It is estimated that one-third of patients do not take their prescriptions as instructed and/or just forget to finish the regime of pills they should have taken. This leads to more returns to doctors and emergency rooms for ailments that are preventable.
The study estimates that over five hundred million pounds is wasted every year on patients who stop taking their medication prematurely or for chronic conditions. Sending out text messages has proven to increase the uptake of these medicines by sixty-four percent.
“An important and overlooked problem in medicine is the failure to take prescribed medication. The results of this trial show text message reminders help prevent this in a simple and effective way. More than just a reminder, the texts provided a link to identify patients who needed help,” said study lead author Dr. David Wald.
Doctor Wald sees text reminders being used by general practitioners, hospital emergency room doctors and pharmacists for anything from a treatment of antibiotics to those with diabetes or tuberculosis.
For the study, researchers used three hundred three patients split into two groups – those that received texts and those that did not receive texts. The patients had already been prescribed blood pressure medication and/or cholesterol lowering medication.
Those patients who were receiving regular texts to take their medication only had nine percent stop taking their medicine as directed, as compared to twenty-five percent of the group that did not receive any reminders.

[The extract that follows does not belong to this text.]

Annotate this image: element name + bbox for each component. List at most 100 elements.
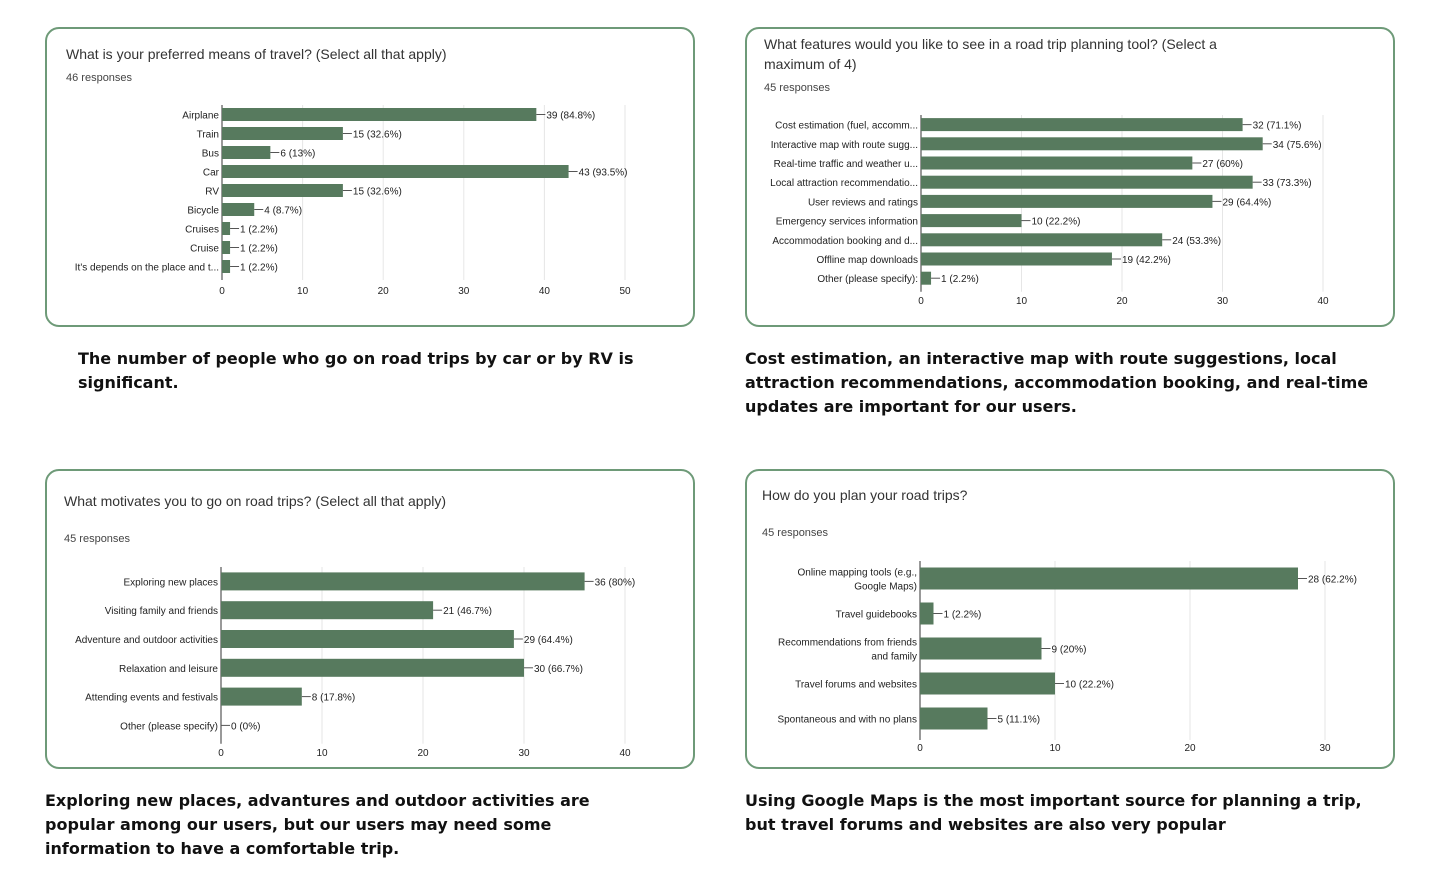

With statistics from the Center for Disease Control and Prevention noting eighty-nine percent of American adults take at least one medication with twenty-six percent are taking five or more, the results of this study could prove quite useful in medicine today.
Not only do most people own a cell phone and carry it with them everywhere, the text alerts alone could prevent thousands of heart attacks and strokes that may be caused by patients just not taking the medicines to prevent them.
The study was published in the journal Plos One. And while it is a study done in the United Kingdom, the implications stretch worldwide.